Airing İle İlgili Cümleler İngilizce Cümle İçinde Kullanımı
Airing
Airing, İngilizce dilinde “havalandırma” veya “açığa çıkarma” anlamlarına gelir.
- I always make sure to give my bedroom a good airing in the morning. (Ben her zaman yatak odamı sabahları iyi bir şekilde havalandırmayı sağlarım.)
- The new house has excellent air conditioning, but I still like to give it an airing now and then. (Yeni evin mükemmel bir kliması var, ama yine de arada bir havalandırmayı tercih ederim.)
- The book provides a refreshing airing of some new ideas about the nature of language. (Kitap, dilin doğası hakkında yeni fikirlerin ferah bir şekilde açığa çıkarılmasını sağlar.)
- The producers decided to air the show on Friday nights. (Yapımcılar, programı Cuma geceleri yayınlamaya karar verdiler.)
- The new movie will be aired on TV next week. (Yeni film, önümüzdeki hafta televizyonda yayınlanacak.)
- The interview will be aired on the morning news program tomorrow. (Röportaj yarın sabah haber programında yayınlanacak.)
- The controversial documentary was aired on cable TV last night. (Tartışmalı belgesel, dün gece kablolu televizyonda yayınlandı.)
- The company is planning to air a new advertising campaign next month. (Şirket, önümüzdeki ay yeni bir reklam kampanyası yayınlama planı yapıyor.)

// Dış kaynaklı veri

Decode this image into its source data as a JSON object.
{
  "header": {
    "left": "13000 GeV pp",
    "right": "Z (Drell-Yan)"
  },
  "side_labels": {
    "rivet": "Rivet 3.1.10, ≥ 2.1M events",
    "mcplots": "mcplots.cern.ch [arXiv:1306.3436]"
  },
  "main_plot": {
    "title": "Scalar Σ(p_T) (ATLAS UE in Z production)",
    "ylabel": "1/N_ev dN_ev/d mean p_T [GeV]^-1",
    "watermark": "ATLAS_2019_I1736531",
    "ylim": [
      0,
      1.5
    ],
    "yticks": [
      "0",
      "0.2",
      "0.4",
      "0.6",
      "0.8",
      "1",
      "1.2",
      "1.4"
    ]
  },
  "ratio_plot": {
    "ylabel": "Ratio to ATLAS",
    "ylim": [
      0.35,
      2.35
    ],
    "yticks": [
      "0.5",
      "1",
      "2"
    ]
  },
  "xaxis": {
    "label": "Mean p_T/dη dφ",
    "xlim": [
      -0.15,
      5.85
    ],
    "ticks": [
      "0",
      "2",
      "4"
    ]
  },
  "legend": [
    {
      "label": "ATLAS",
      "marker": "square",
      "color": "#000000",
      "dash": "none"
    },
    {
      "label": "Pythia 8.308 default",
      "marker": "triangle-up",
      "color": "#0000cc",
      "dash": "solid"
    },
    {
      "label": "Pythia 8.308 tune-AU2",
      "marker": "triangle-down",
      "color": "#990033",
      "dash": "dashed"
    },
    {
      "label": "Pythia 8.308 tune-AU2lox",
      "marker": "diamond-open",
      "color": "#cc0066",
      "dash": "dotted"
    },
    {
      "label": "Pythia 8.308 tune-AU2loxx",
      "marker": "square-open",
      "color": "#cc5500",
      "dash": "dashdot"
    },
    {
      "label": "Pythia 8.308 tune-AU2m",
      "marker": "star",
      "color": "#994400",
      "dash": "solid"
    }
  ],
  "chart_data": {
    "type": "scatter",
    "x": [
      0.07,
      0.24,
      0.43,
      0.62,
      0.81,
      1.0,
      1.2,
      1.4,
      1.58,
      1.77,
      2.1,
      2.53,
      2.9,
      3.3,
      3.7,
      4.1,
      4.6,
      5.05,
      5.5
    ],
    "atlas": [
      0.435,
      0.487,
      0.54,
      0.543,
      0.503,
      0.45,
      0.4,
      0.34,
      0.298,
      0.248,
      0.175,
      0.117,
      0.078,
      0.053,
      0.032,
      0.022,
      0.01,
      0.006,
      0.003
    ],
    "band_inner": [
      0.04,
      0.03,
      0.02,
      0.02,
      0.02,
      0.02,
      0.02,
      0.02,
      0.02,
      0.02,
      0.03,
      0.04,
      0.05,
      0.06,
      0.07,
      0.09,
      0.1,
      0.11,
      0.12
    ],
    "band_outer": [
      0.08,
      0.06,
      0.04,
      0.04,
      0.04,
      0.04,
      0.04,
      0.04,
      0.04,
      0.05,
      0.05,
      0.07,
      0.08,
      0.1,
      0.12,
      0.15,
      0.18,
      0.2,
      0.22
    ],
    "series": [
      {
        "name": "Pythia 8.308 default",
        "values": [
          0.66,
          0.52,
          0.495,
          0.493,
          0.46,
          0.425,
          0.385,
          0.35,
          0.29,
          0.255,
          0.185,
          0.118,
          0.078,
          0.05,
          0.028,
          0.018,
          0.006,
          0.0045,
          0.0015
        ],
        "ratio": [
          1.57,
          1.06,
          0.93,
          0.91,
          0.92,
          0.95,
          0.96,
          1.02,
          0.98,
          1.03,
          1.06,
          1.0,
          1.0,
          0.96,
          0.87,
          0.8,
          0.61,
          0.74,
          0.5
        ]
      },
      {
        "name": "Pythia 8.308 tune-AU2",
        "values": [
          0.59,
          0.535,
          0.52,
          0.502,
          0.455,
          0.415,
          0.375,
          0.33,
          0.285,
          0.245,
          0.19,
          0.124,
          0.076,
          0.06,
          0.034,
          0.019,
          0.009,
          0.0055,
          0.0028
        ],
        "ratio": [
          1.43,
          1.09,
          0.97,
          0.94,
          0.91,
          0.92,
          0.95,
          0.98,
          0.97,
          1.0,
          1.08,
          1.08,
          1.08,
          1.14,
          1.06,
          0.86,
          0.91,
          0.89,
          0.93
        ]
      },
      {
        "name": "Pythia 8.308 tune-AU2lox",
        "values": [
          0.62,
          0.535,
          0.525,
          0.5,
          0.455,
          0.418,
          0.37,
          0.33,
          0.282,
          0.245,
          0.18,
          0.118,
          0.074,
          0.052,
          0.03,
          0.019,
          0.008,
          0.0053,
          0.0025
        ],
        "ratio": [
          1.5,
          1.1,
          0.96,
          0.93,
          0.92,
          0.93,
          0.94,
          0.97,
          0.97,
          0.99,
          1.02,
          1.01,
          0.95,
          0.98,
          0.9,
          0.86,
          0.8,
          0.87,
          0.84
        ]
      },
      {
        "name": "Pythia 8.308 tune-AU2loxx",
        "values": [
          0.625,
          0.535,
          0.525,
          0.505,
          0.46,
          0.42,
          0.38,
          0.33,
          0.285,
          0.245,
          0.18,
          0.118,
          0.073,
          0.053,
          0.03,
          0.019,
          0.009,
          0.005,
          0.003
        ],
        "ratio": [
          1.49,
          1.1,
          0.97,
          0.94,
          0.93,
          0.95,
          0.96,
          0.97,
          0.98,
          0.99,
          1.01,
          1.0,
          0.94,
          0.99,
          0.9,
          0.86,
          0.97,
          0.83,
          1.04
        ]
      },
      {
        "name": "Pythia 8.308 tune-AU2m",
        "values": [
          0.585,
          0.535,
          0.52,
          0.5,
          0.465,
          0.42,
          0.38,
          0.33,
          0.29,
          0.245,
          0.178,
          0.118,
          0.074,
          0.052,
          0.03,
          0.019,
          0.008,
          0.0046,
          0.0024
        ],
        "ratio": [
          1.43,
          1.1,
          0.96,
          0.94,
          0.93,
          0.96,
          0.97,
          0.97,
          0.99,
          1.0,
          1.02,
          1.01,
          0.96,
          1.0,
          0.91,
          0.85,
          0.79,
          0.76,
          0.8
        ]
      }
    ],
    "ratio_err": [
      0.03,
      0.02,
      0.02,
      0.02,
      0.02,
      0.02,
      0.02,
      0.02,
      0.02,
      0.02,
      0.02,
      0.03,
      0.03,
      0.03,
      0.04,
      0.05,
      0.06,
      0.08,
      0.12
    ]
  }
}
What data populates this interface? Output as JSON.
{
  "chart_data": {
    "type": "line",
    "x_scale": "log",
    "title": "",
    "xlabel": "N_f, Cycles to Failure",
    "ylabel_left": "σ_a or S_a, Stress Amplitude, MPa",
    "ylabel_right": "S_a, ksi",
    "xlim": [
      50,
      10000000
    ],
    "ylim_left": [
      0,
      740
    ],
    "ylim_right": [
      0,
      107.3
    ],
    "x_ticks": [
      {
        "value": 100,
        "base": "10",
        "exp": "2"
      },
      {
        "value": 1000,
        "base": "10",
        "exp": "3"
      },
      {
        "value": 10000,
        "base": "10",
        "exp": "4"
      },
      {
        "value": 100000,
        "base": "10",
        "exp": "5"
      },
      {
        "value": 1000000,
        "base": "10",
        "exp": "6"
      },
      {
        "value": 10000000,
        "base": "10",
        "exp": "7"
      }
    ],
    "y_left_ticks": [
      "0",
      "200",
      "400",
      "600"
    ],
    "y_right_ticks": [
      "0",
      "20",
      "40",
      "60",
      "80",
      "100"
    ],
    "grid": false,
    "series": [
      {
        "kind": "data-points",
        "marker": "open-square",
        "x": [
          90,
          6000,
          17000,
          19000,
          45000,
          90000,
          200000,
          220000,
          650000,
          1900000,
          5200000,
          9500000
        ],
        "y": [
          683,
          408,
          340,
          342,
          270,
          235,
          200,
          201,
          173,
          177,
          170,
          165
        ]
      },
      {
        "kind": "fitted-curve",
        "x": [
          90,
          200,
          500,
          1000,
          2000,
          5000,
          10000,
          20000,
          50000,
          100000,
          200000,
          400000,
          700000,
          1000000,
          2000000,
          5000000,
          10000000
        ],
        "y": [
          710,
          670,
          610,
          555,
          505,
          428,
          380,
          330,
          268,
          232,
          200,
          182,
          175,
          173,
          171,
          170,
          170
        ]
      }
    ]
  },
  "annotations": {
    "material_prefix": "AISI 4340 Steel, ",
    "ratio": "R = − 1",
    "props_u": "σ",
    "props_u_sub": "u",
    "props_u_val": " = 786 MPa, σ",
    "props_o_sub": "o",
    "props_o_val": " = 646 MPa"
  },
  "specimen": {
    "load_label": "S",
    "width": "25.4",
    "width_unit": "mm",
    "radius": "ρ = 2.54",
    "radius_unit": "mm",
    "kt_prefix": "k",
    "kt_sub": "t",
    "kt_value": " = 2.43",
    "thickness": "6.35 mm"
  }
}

- The radio station airs a variety of music genres throughout the day. (Radyo istasyonu, gün boyunca çeşitli müzik türlerini yayınlıyor.)
- The TV network aired a live broadcast of the concert. (TV ağı konserin canlı yayınını yaptı.)
- The documentary about global warming will be aired on PBS next week. (Küresel ısınma hakkındaki belgesel, önümüzdeki hafta PBS’de yayınlanacak.)
- The game was aired on ESPN2. (Oyun, ESPN2’de yayınlandı.)
- The TV show has been airing for five seasons now. (TV programı şimdiye kadar beş sezon boyunca yayınlanıyor.)
- The news report aired several eyewitness accounts of the accident. (Haber raporu, kazaya dair birkaç görgü tanığı ifadesini yayınladı.)
- The political debate was aired on national television. (Siyasi tartışma, ulusal televizyonda yayınlandı.)
- The TV channel airs a daily news bulletin at 6pm. (TV kanalı, her gün saat 18.00’de bir haber bülteni yayınlıyor.)
- The show has been taken off the air due to low ratings. (Program, düşük reyting nedeniyle yayından kaldırıldı.)
- The station decided to air a rerun of the popular sitcom. (İstasyon, popüler sitcom’un tekrarını yayınlamaya karar verdi.)
- The interviewee aired his grievances about the company’s
management during the live broadcast. (Röportaj yapan kişi, canlı yayında şirket yönetimiyle ilgili şikayetlerini dile getirdi.)
20. The sports network airs a daily recap of the latest sports news. (Spor ağı, en son spor haberlerinin günlük bir özetini yayınlıyor.)